Gerichtskosten für das Beschwerdeverfahren werden nicht erhoben, außergerichtliche Kosten werden nicht erstattet.
Der Gegenstandswert für das Beschwerdeverfahren wird auf bis 2.000,00 € festgesetzt.
Gründe
2I.
3Die 00.00.0000 geborene Antragstellerin ist die Witwe des am 0.0.0000 verstorbenen M. I. (im Folgenden: Ehemann), der mit der am 0.0.0000 vorverstorbenen T. I. (im Folgenden: Ehefrau) in erster Ehe verheiratet war. Die am 28.10.1993 geschlossene Ehe der verstorbenen Ehepartner ist durch am 7.10.1999 verkündetes Urteil des Amtsgerichts – Familiengericht – Gelsenkirchen-Buer (Az.: 18 F 115/99) rechtskräftig geschieden worden. In Ziffer II. seines Tenors hat das Familiengericht bei der Bahnversicherungsanstalt (heute: Deutsche Rentenversicherung Knappschaft-Bahn-See) erworbene Rentenanwartschaften des Ehemannes in Höhe von 298,40 DM monatlich im Wege des Splittings auf das Rentenversicherungskonto der Ehefrau bei der Landesversicherungsanstalt Westfalen (heute: Deutsche Rentenversicherung Westfalen) bezogen auf das Ende der Ehezeit am 31.3.1999 übertragen. Dem lagen in der Ehezeit erworbene gesetzliche Rentenanwartschaften des Ehemannes in Höhe von 875,17 DM und der Ehefrau in Höhe von 278,38 DM zugrunde. Außerdem hat das Familiengericht im Wege des Supersplittings zulasten des Ehemannes bei der Bahnversicherungsanstalt weitere Rentenanwartschaften der Ehefrau bei der Landesversicherungsanstalt Westfalen in Höhe von 23,64 DM monatlich bezogen auf das Ende der Ehezeit begründet. Dem lag eine Anwartschaft des Ehemannes auf eine Betriebsrente auf eine Zusatzversorgung des öffentlichen Dienstes in Höhe von 318,19 DM monatlich bzw. 3.818,28 DM jährlich zugrunde, welche das Familiengericht mit dem Barwertfaktor von 2,8 (bei einem Alter des Ehemannes von seinerzeit 44 Jahren), einem Umrechnungsfaktor in Entgeltpunkte von 0,0000928019 und einem Rentenwertfaktor von 47,65 DM auf einen Wert von 47,27 DM dynamisiert und anschließend hälftig geteilt hatte.

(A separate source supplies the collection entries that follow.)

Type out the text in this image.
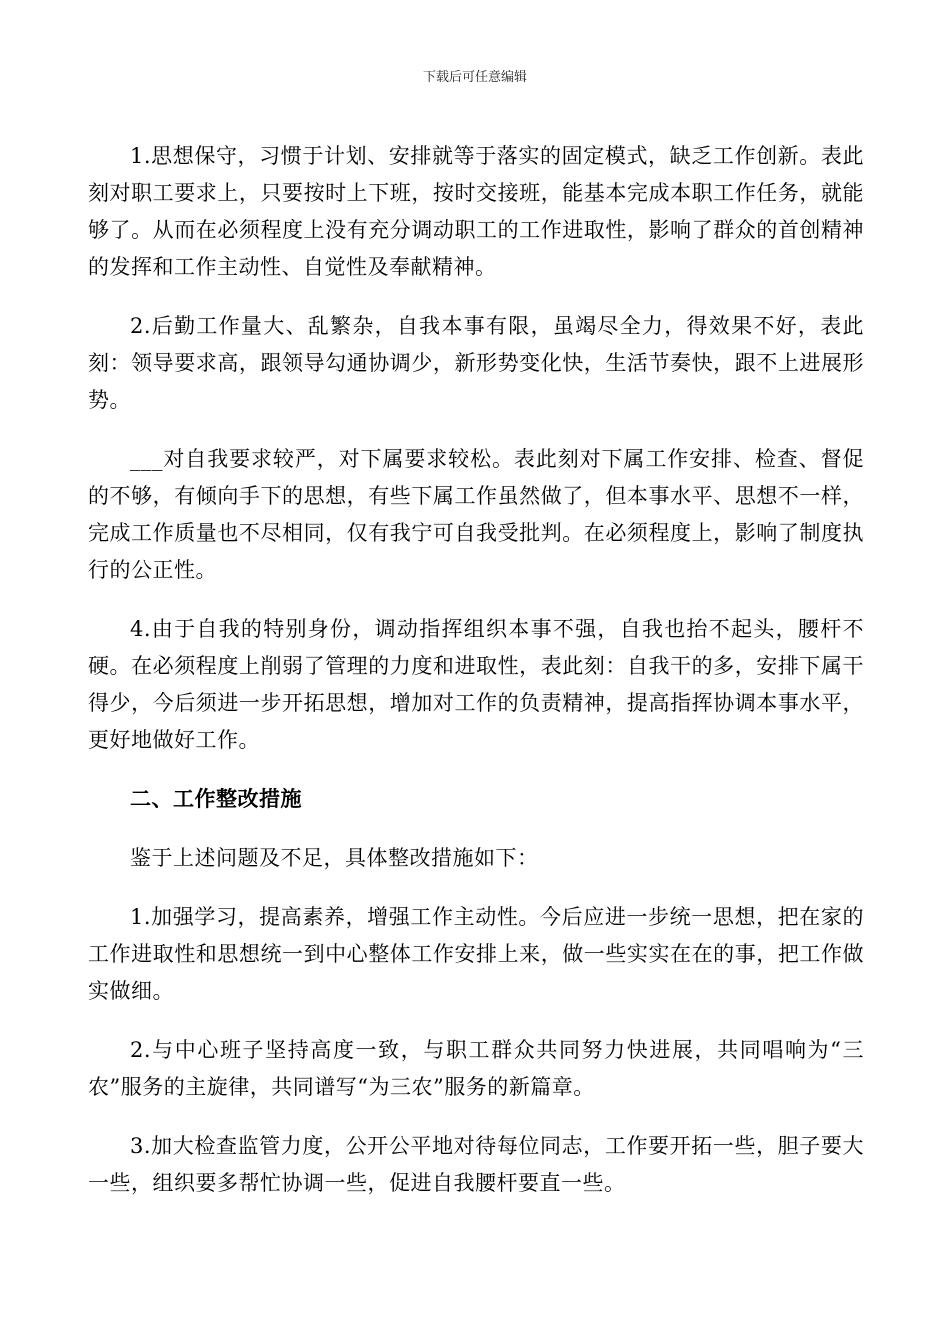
下载后可任意编辑

1.思想保守，习惯于计划、安排就等于落实的固定模式，缺乏工作创新。表此刻对职工要求上，只要按时上下班，按时交接班，能基本完成本职工作任务，就能够了。从而在必须程度上没有充分调动职工的工作进取性，影响了群众的首创精神的发挥和工作主动性、自觉性及奉献精神。

2.后勤工作量大、乱繁杂，自我本事有限，虽竭尽全力，得效果不好，表此刻：领导要求高，跟领导勾通协调少，新形势变化快，生活节奏快，跟不上进展形势。

___对自我要求较严，对下属要求较松。表此刻对下属工作安排、检查、督促的不够，有倾向手下的思想，有些下属工作虽然做了，但本事水平、思想不一样，完成工作质量也不尽相同，仅有我宁可自我受批判。在必须程度上，影响了制度执行的公正性。

4.由于自我的特别身份，调动指挥组织本事不强，自我也抬不起头，腰杆不硬。在必须程度上削弱了管理的力度和进取性，表此刻：自我干的多，安排下属干得少，今后须进一步开拓思想，增加对工作的负责精神，提高指挥协调本事水平，更好地做好工作。

二、工作整改措施

鉴于上述问题及不足，具体整改措施如下：

1.加强学习，提高素养，增强工作主动性。今后应进一步统一思想，把在家的工作进取性和思想统一到中心整体工作安排上来，做一些实实在在的事，把工作做实做细。

2.与中心班子坚持高度一致，与职工群众共同努力快进展，共同唱响为“三农”服务的主旋律，共同谱写“为三农”服务的新篇章。

3.加大检查监管力度，公开公平地对待每位同志，工作要开拓一些，胆子要大一些，组织要多帮忙协调一些，促进自我腰杆要直一些。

4Die Antragstellerin erhält ab dem 1.9.2019 eine Witwenrente von der Deutschen Rentenversicherung Knappschaft-Bahn-See in Höhe von 463,38 € brutto (413,81 € netto), sowie eine Betriebsrente aus der Zusatzversorgung des öffentlichen Dienstes ihres verstorbenen Mannes in Höhe von 199,10 € brutto (162,57 € netto). Der in der Betriebsrente enthaltene Kürzungsbetrag aufgrund des Versorgungsausgleichs unter den geschiedenen Ehegatten beträgt – nach Auskunft der Deutschen Rentenversicherung Knappschaft-Bahn-See vom 18.9.2019 - monatlich 44,74 €. Das entspricht 55% des Gesamtkürzungsbetrages der Anwartschaft von 81,35 €.

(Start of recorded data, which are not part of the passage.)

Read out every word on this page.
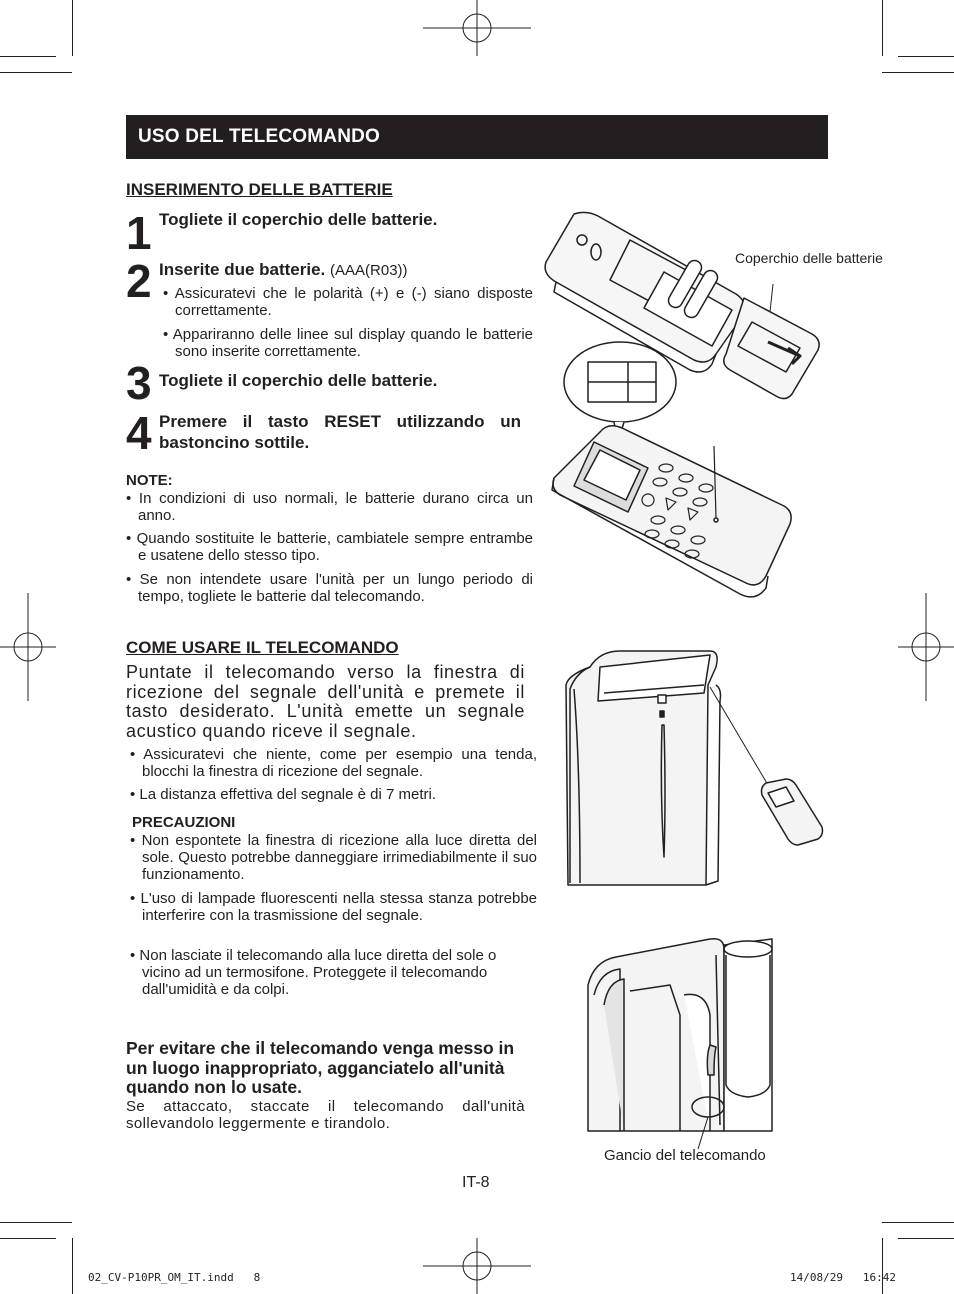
USO DEL TELECOMANDO
INSERIMENTO DELLE BATTERIE
1 Togliete il coperchio delle batterie.
2 Inserite due batterie. (AAA(R03))
• Assicuratevi che le polarità (+) e (-) siano disposte correttamente.
• Appariranno delle linee sul display quando le batterie sono inserite correttamente.
3 Togliete il coperchio delle batterie.
4 Premere il tasto RESET utilizzando un bastoncino sottile.
NOTE:
• In condizioni di uso normali, le batterie durano circa un anno.
• Quando sostituite le batterie, cambiatele sempre entrambe e usatene dello stesso tipo.
• Se non intendete usare l'unità per un lungo periodo di tempo, togliete le batterie dal telecomando.
Coperchio delle batterie
COME USARE IL TELECOMANDO
Puntate il telecomando verso la finestra di ricezione del segnale dell'unità e premete il tasto desiderato. L'unità emette un segnale acustico quando riceve il segnale.
• Assicuratevi che niente, come per esempio una tenda, blocchi la finestra di ricezione del segnale.
• La distanza effettiva del segnale è di 7 metri.
PRECAUZIONI
• Non espontete la finestra di ricezione alla luce diretta del sole. Questo potrebbe danneggiare irrimediabilmente il suo funzionamento.
• L'uso di lampade fluorescenti nella stessa stanza potrebbe interferire con la trasmissione del segnale.
• Non lasciate il telecomando alla luce diretta del sole o vicino ad un termosifone. Proteggete il telecomando dall'umidità e da colpi.
Per evitare che il telecomando venga messo in un luogo inappropriato, agganciatelo all'unità quando non lo usate.
Se attaccato, staccate il telecomando dall'unità sollevandolo leggermente e tirandolo.
Gancio del telecomando
IT-8
02_CV-P10PR_OM_IT.indd   8	14/08/29   16:42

5Auf ihren Antrag auf Abänderung des Versorgungsausgleichs vom 25.11.2019 hat das Familiengericht neue Auskünfte der Versorgungsträger eingeholt. Nach der aktualisierten Auskunft der Deutschen Rentenversicherung Knappschaft-Bahn-See vom 5.5.2020 hat der verstorbene Ehemann der Antragstellerin in der Ehezeit vom 1.10.1983 bis zum 31.3.1999 Rentenanwartschaften in der allgemeinen Rentenversicherung in Höhe von 18,4132 Entgeltpunkten, bzw. – umgerechnet - 877,39 DM erlangt. Der Versorgungsträger hat vorgeschlagen, den Ausgleichswert mit 9,2066 Entgeltpunkten, bzw. – umgerechnet – 438,69 DM (= 224,30 €) zu bemessen. Der korrespondierende Kapitalwert beträgt 50.723,77 €. Der aktualisierte ehezeitbezogene Ehezeitanteil der vorverstorbenen Ehefrau in der allgemeinen Rentenversicherung beträgt nach Auskunft der Deutschen Rentenversicherung Westfalen vom 15.12.2020 insgesamt 6,9178 Entgeltpunkte, bzw. – umgerechnet – 329,63 DM unter Berücksichtigung der Neubewertung der Kindererziehungszeiten. Ein Grundrentenzuschlag ist mangels Erfüllung der Grundrentenzeiten nicht angefallen. Der Versorgungsträger hat vorgeschlagen, den Ausgleichswert mit 3,4589 Entgeltpunkten, bzw. – umgerechnet – 164,82 DM (= 84,27 €) zu bemessen. Der korrespondierende Kapitalwert beträgt 19.056,81 €. Der aktualisierte Ehezeitanteil aus der Zusatzversorgung des öffentlichen Dienstes des verstorbenen Ehemannes beträgt – nach Auskunft der Deutschen Rentenversicherung Knappschaft-Bahn-See vom 21.7.2020 40,19 Versorgungspunkte, bzw. – umgerechnet – 160,77 €, der nach dem Vorschlag des Versorgungsträgers der internen Teilung unterliegt. Der vorgeschlagene Ausgleichswert beträgt 17,64 Versorgungspunkte, bzw. – umgerechnet – 70,56 € unter Berücksichtigung der fiktiver Teilungskosten in Höhe von 250 €.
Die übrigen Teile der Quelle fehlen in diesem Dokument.